The circadian clock is the biological mechanism that directs the physiological ~24 hour oscillations that most living organisms undergo to anticipate the daily pattern of light. In mammals, that rhythmicity results from a highly conserved genetic circuit –based on transcriptional and post-transcriptional regulation– that works synchronously at a cellular level and differs among tissues. Around the 10% of the mammalian proteins, including essential components of the cell cycle and differentiation pathways have been categorised as circadian. Thus, a clock dysregulation may have pathological consequences, which is the case in some types of cancer.

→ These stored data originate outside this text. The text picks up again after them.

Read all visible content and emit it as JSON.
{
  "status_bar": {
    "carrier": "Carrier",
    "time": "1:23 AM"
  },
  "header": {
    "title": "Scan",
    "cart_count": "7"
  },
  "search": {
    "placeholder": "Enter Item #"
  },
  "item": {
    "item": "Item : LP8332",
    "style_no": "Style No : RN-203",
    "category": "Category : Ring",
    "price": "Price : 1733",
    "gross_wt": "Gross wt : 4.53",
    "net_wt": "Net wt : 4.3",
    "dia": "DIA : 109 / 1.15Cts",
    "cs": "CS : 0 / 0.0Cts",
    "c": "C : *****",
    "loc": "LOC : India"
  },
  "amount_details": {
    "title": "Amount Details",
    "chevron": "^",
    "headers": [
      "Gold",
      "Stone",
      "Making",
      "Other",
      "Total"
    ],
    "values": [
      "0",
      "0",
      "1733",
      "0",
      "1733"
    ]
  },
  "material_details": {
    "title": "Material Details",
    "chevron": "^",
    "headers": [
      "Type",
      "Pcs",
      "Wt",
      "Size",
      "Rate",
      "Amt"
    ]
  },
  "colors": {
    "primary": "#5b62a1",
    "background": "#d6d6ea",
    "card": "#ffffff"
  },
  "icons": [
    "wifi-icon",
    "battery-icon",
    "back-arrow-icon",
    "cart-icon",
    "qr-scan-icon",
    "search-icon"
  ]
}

Although synchronous circadian cells share a common mechanical microenvironment, the contribution of mechanics to the clock maintenance has never been addressed. To fill this gap, the aim of this project is to unravel a) the impact of the mechanical microenvironment on the cellular clock, b) the influence of circadian oscillations on the mechanical behaviour of the cells and c), the interplay between mechanics and the clock during stem cell differentiation. To achieve these goals, we will combine state-of-the-art technologies in cell mechanics, molecular biology, imaging, and computational modelling. As model system we will use entrained MCF-10a and PHK stem cells. By subjecting them to a range of extracellular matrix rigidities, we will measure the influence of mechanics on the circadian expression of core clock, cytoskeleton and differentiation genes. We will then use traction force microscopy to study the rhythmicity of cell mechanics and, through computational tools, we will link gene expression patterns and force oscillatory behaviour in order to elucidate the molecular basis of the ‘biomechanical clock’.
This interdisciplinary study will add a new layer of regulation to both cell mechanics and the circadian clock. As such, the results obtained here will potentially impact on the field of chronomedicine.